A dull movie unfolds below ground

`The Cave' offers nothing new in the creatures-hunt-explorers genre

By Laura Kern  /  NY TIMES NEWS SERVICE , NEW YORK

Having worked as second- and third-unit director on the Matrix trilogy and Dark City, Bruce Hunt is no stranger to inspired and

stylish productions. But whereas those films managed to inject new life into tired territory, The Cave, his first effort as director, fails to generate anything resembling innovation.

A group of ace cave-divers are flown in to investigate an intricate maze system discovered beneath the ruins of an ancient Romanian abbey. Without much explanation the gung-ho team -- and two scientists -- are lowered uncomfortably deep into the earth. It doesn't take long to learn that they are not alone, and are soon being preyed upon by what look like cheap creature rejects from the Alien films, except these demonlike mutations can fly and use sonar to see in the dark.

What is left of the plot amounts to guessing who will be killed off next out of the token Asian and African-American guys, the girl in the skimpy outfit, the sexy female scientist with an English accent and the testosterone-pumped combative brothers. Not that it matters much -- the characters are so colorless and underdeveloped that their deaths certainly won't be mourned.

As utterly formulaic as the film may be, the elements for an edge-of-the-seat crowd-pleaser are, in theory, all present: a closed-off environment ideal for creating no-one-can-hear-you-scream suspense; stimulating underwater and wall-climbing action; exotic settings, shot on location in Bucharest and the Yucatan; and bloodthirsty villains.

It's a shame, a travesty even, that the filmmakers seem to have forgotten that in order to keep viewers from contemplating the absurdity of what they are watching the action must move at a pace that doesn't allow for it. But not only is the film dreadfully dull -- every time something potentially exciting does occur -- the scenes are so muddled and chaotic that it is impossible to make out what is happening.

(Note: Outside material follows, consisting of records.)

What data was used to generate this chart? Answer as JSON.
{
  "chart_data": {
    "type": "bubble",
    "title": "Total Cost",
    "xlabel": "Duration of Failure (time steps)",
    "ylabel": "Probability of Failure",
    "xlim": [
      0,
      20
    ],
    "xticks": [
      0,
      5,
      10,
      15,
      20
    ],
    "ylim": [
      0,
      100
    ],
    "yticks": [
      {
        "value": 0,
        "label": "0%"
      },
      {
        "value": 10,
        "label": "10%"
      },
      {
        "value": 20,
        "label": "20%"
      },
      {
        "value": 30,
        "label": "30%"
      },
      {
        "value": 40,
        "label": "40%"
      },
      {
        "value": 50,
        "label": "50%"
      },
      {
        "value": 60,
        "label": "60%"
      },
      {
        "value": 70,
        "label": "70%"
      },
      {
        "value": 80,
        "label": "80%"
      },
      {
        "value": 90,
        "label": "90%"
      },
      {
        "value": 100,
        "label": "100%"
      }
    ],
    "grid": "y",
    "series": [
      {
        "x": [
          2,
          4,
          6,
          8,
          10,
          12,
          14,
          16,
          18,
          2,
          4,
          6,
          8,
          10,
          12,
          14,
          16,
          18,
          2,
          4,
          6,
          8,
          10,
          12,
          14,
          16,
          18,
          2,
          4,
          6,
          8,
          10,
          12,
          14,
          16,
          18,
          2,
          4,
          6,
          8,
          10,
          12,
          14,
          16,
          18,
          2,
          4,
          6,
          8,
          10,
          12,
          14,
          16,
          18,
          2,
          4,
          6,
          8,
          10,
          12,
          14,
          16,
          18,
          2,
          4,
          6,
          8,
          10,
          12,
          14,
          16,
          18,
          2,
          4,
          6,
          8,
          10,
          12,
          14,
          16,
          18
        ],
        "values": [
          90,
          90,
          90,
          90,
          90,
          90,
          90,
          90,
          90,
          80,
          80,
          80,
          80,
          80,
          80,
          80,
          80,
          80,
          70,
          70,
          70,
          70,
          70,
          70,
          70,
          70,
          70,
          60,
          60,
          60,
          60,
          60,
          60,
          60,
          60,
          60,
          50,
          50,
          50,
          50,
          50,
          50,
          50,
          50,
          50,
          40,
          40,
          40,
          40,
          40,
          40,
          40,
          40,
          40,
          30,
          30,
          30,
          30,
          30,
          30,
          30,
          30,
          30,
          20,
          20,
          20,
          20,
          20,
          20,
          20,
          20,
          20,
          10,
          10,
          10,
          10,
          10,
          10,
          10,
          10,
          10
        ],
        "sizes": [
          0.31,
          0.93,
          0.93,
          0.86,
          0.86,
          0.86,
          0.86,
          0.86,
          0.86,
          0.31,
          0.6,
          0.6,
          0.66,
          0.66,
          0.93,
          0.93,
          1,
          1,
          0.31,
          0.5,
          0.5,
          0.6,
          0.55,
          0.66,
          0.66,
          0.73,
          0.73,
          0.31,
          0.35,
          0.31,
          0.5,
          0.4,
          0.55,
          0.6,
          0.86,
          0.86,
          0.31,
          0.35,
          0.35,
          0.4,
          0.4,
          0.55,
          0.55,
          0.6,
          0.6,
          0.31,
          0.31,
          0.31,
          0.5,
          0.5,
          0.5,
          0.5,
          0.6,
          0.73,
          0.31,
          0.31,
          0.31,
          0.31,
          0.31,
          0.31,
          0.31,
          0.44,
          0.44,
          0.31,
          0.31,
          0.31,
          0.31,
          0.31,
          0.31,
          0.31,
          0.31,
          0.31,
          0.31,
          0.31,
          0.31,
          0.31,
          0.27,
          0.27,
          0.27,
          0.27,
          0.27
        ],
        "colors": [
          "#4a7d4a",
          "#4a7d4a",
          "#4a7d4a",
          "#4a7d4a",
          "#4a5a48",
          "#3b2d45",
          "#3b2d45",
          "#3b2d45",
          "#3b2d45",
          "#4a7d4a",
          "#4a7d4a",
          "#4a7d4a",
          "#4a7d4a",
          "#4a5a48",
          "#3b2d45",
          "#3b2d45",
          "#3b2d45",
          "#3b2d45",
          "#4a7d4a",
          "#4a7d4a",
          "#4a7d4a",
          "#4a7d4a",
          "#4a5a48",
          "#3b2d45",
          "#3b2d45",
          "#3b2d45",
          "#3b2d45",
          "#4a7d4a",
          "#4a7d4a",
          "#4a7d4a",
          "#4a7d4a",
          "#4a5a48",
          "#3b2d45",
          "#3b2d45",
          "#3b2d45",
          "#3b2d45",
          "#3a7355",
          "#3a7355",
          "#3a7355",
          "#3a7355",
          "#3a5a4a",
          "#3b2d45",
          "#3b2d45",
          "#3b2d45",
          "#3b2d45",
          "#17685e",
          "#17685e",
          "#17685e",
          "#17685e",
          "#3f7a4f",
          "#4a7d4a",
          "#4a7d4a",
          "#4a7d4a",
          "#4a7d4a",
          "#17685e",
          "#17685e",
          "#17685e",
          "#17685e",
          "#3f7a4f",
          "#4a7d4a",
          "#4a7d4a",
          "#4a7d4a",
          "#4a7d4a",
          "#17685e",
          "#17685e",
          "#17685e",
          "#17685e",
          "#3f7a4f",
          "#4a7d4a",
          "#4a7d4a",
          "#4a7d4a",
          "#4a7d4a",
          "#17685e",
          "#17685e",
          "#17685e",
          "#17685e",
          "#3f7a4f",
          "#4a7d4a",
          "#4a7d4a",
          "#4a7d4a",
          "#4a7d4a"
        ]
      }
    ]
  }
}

As the vaunted leader of the expedition, Cole Hauser attempts his best Vin Diesel impersonation but fails to deliver even at this rudimentary level.

The rest of the actors turn in performances right out of the casting room, as if they were reading the lines from the appallingly bad script for the very first time, embarrassed to

discover that it's all been done before. And will indeed be done again. Let's just hope it won't be in a Cave sequel, a possibility the film's ending distressingly leaves open.